The collection's other novella chronicles the lives of three sisters from the Ukraine as they find husbands and start their own families in America. Two masterful chapters at the heart of the novella describe their mother's arrival, after the great war and the revolution, to a small Indiana town. She is "a vision, in her clothes, her posture, the very air around her, a vision of a sight on a street in the village they'd all come from, suddenly seamlessly transported into this pleasant spring morning to the very middle of America."
In Layle Silbert's tender Stories of the New World, as in the best stories of Chekov, the slightest gesture carries with it the weight of the world. Nothing happens, everything happens. Silbert's writing is delicate, as if dusted by the wings of a visiting angel, here to present for posterity the way things were.

Born in 1913 in a Yiddish-speaking household in Chicago, LAYLE SILBERT attended the University of Chicago and pursued a career in social work before before turning, later in life, to photography and fiction. By the 1960s Silbert had moved to New York City, where she was involved in both literary and radical feminist circles. Her acclaimed photographs, primarily of contemporary writers such as Nelson Algren, James Baldwin, and Elizabeth Bishop, were exhibited more than thirty times in the United States and internationally.
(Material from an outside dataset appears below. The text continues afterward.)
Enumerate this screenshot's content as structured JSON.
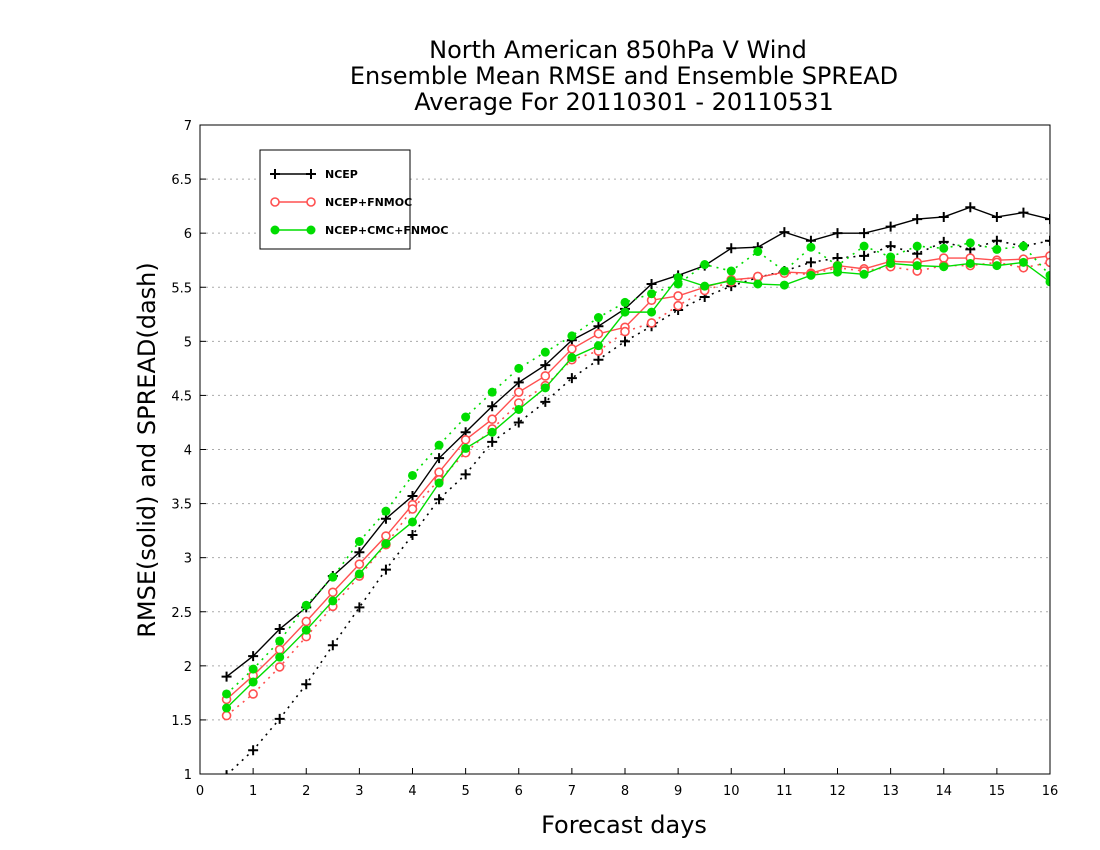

All the while Silbert was writing in a variety of forms, including poems and a handful of personal essay, but she primarily considered herself a writer of short fiction. Her stories were published in the New York Quarterly, Literary Review, and Salmagundi, among others. The collection of stories included in Yudl, published by Seven Stories, was selected by the author for publication in the last days before her death. Silbert died in 2003.